これらの応用において、以下の点を考慮する必要があります。
パターンのメンテナンス性
ルールベースのアプローチは、新しい表現や意図が出現した場合にルールの追加・修正が必要です。ルールが複雑化するとメンテナンスが困難になるため、ルールを構造化して管理したり、テストケースを用意したりといった工夫が重要になります。
曖昧性の解消
同じ表現でも文脈によって意味が異なる場合があります。例えば、「確認したい」が「状態を確認したい」なのか「承認を確認したい」なのか、などです。より高度な文脈解析が必要な場合は、シンプルなパターンマッチングでは限界がある可能性があります。SpaCyの固有表現認識機能で対象エンティティ(製品名、日付など)を抽出し、それと意図を結びつけることで、曖昧性を減らせる場合があります。
パフォーマンス
大量のテキストデータを処理する場合、正規表現やNLPライブラリによる解析には一定の処理コストがかかります。特にSpaCyは高機能である反面、モデルのロードやテキスト解析に時間がかかる場合があります。もし速度がボトルネックとなる場合は、処理対象の絞り込み、NLPパイプラインの不要なコンポーネント無効化(例: disable=["ner", "parser"]
)、あるいはより高速な代替手段の検討が必要になります。
精度評価
構築したルールやパターンの精度を測るには、少量のサンプルデータに対して手動で意図をラベリングし、自動抽出結果と比較するなどの評価が必要です。どのような意図をどの程度正確に抽出できているのかを把握することで、ルールの改善点が見えてきます。
システムへの組み込み
これらの処理をWebサービスやバッチ処理としてシステムに組み込む場合、NLPライブラリのモデルロードをアプリケーション起動時に一度だけ行う、プロセスプールを利用して並列処理を行う、マイクロサービスとして独立させる、といった設計上の考慮が必要です。特にSpaCyはモデルサイズが大きいため、デプロイ環境のリソース(メモリ、ディスク容量)に注意が必要です。
まとめ
本記事では、Webエンジニアの皆様が既存のスキルセットからアプローチしやすい、正規表現とPythonのNLPライブラリ(SpaCy)を組み合わせたテキスト意図抽出の基本的な考え方と実践的な手法をご紹介しました。

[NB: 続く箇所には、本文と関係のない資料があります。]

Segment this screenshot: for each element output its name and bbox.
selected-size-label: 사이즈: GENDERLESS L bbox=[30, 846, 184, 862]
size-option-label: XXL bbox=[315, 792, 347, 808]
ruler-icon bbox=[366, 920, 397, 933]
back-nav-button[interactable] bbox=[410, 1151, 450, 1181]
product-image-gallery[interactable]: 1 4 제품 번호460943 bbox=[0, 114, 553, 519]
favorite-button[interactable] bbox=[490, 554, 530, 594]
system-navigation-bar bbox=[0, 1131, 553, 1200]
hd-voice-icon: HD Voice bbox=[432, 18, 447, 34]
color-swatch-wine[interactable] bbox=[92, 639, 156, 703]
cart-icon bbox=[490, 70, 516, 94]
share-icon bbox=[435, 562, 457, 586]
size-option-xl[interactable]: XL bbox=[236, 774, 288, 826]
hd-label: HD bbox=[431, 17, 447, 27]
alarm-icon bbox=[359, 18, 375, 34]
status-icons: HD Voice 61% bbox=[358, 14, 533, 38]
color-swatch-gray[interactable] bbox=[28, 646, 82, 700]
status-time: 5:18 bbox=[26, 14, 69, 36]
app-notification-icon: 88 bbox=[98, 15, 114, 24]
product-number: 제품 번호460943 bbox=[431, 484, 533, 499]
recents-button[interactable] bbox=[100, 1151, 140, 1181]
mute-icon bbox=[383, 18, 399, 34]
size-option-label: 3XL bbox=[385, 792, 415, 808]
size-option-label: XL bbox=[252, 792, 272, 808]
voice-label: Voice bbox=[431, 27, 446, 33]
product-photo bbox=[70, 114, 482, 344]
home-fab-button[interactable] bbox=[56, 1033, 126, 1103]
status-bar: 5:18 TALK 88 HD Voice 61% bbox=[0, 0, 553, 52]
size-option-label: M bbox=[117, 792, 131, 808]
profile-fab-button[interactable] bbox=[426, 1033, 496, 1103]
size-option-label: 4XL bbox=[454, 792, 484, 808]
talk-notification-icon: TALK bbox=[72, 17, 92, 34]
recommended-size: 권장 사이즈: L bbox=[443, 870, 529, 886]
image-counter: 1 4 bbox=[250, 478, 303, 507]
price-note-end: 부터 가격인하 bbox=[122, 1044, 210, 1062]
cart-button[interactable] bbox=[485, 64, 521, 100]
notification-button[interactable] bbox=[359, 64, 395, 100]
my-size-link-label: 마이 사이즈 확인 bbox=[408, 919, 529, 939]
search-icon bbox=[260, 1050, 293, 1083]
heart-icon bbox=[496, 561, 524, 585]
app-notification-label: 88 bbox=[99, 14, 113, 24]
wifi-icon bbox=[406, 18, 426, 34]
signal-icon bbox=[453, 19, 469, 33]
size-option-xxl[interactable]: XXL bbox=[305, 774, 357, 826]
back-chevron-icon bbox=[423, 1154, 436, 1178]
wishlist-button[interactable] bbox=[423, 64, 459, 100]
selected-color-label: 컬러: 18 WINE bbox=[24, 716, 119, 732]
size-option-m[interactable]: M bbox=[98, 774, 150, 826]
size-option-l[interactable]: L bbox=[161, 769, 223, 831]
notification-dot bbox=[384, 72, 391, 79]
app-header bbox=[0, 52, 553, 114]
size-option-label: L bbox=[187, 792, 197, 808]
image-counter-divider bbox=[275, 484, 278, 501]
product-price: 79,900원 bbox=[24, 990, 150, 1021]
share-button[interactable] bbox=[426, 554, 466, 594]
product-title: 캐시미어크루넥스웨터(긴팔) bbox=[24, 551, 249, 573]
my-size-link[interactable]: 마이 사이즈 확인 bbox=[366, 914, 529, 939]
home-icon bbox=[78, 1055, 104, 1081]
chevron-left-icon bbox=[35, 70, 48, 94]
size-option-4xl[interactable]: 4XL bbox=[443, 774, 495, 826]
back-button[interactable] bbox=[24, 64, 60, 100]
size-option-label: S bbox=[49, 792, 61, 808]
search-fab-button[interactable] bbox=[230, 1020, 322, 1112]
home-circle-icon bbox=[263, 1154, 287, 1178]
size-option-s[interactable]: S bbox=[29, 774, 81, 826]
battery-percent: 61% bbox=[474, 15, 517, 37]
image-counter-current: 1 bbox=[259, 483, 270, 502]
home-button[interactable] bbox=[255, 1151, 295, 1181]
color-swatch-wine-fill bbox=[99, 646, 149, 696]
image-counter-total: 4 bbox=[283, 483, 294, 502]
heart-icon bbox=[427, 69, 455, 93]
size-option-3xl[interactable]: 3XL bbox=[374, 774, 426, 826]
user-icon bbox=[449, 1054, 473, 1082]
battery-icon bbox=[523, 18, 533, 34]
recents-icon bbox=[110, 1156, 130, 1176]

単純なキーワードや正規表現によるパターンマッチングから始まり、SpaCyを活用して品詞や依存関係といった言語構造を捉えることで、より精度高く、表現のゆらぎにもある程度対応できるルールベースの抽出器を構築できることを示しました。
ルールベースのアプローチは、データ量が少なくても開始できる、結果の解釈が容易である、特定の重要パターンを確実に捉えられる、といった利点があります。一方で、網羅性や表現の多様性への対応には限界があり、ルールのメンテナンスが課題となる場合があります。
まずは身近なテキストデータ(例えば、自身のチームで受け付けている問い合わせ内容の一部など)に対して、本記事で紹介したような正規表現やSpaCyを使ったパターン定義を試してみていただければ幸いです。そこからさらに高度な意図抽出を目指す場合は、少量の手動ラベリングを行い、分類モデルの導入などを検討していく流れが一般的です。
非構造化テキストからの情報抽出は奥深いテーマですが、一歩ずつ進めることで、業務効率化や新たな知見の獲得に繋がっていくでしょう。